この本に書かれているのは「大切な人を看取る」ということ。ただそれだけだ。 訳者である柴田元幸さんの言葉を借りて説明をするならば「母親が癌に侵されていることが判明し、その手術や治療に立ち会い、やがて亡くなった母を見送るまでを綴ったノンフィクション」ということになる。

読み終えた時、その印象があまりにも美しく静かで清潔的なことに、実は少し戸惑った。 人が最期に向けて決して美しくはいられないことを、わたしは「仕事」を通じて知っている。人は最期に向けて、言ってみれば醜くなるのだ。それは形だけに留まらず、匂いであれ色であれ言動であれ、そうなのだ。人は最期に向けて少しずつ、変わっていく。「その人」の部分をなくしていくのだ。本当に悲しいことだけれど、それが「死んでいくプロセス」なのではないだろうか。


しかし、読み返してわたしは気がついた。そして安心もした。この本が美しく静かで清潔なのは、人の最期を美しく切り取ったからではないのだ。彼女はコラージュなどしていない。むしろ正直であろうとしている。実直なまでに、あらゆることを書き記そうとしているのだ。

だからこの本は、グロテスクなのかもしれない。


それでもこの本から溢れて止まない静謐さとは、気高さとは、清潔さとは、ナンダロウか? それはきっと、これを読む私たち、そしてこれを書くR・ブラウンの「願い」であり、「祈り」であり、立ち向かう「覚悟」のようなものではないだろうか。その「心」が溢れているからではないだろうか。
彼女は、いつでも「心」と「体」を分けている。その行為を私は支持したい。「体」に起こったことを記す時の、彼女の言葉が好きなのだ。そこに「心」を挟み込まない。いつでも「心」は後から付いてくる。そして彼女の「目線」が好きなのだ。何物にも動じない、フラットなその視線。残酷なまでのその視線を、私はひどく誠実に感じるのだ。私もいつかそんな「視線」を持ちたいと思うのだ。

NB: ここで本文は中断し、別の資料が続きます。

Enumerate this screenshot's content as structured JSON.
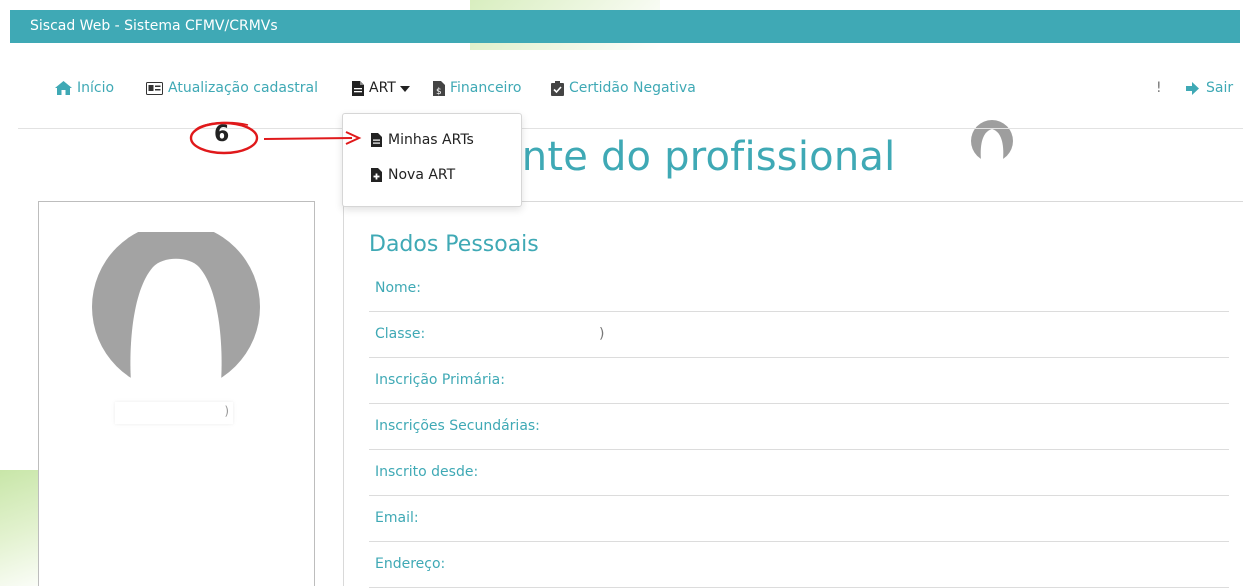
{
  "app": {
    "title": "Siscad Web - Sistema CFMV/CRMVs"
  },
  "nav": {
    "inicio": "Início",
    "atualizacao": "Atualização cadastral",
    "art": "ART",
    "financeiro": "Financeiro",
    "certidao": "Certidão Negativa",
    "exclaim": "!",
    "sair": "Sair"
  },
  "dropdown": {
    "items": [
      {
        "label": "Minhas ARTs",
        "icon": "file-icon"
      },
      {
        "label": "Nova ART",
        "icon": "file-plus-icon"
      }
    ]
  },
  "annotation": {
    "step": "6",
    "color": "#e0191b"
  },
  "page": {
    "heading": "ente do profissional"
  },
  "profile": {
    "name_suffix": ")"
  },
  "details": {
    "section_title": "Dados Pessoais",
    "fields": [
      {
        "label": "Nome:",
        "value": ""
      },
      {
        "label": "Classe:",
        "value": ")"
      },
      {
        "label": "Inscrição Primária:",
        "value": ""
      },
      {
        "label": "Inscrições Secundárias:",
        "value": ""
      },
      {
        "label": "Inscrito desde:",
        "value": ""
      },
      {
        "label": "Email:",
        "value": ""
      },
      {
        "label": "Endereço:",
        "value": ""
      }
    ]
  },
  "colors": {
    "accent": "#3fa9b5",
    "annotation": "#e0191b"
  }
}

そして「仕事」に向かうわたしといえば、いつだってひどく具体的なのだ。 とにかく「体」を清潔にさっぱりとさせること。静かにゆったりと過ごさせること。出来うる限りの不快を取り除くこと。一緒にいること。 それが,少しでも「楽」に繋がることを祈りながら。私に出来ることは、やはりそれぐらいのことなのだ。人が出来ることは、いつだってつくづくと小さいのだ。

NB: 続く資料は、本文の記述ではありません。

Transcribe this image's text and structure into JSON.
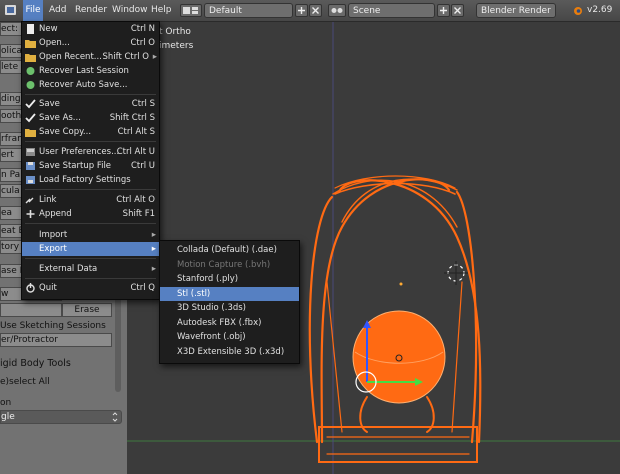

「私たちから見れば、母が死んでいくというのは、体が震え、汗をかく、そういう出来事だった。でもそれはあくまで体の試練すぎなかったのだと私は思いたい。母のどこかほかの部分は、何か別のものによって助けられていたと私は信じたい。何か優しいものによって母が助けられていたと私は信じたい」



そしてわたしも信じたいのです。 わたしが介護している人たちの試練が「体」に起こっているものであるということを。 ほかの部分は、何か別のものに助けられているということを。 優しいものによって助けられ、温かい所に向かっているということを。 そしてその人が、いつまでもその人であり続けることを。 祈ってやまないのです。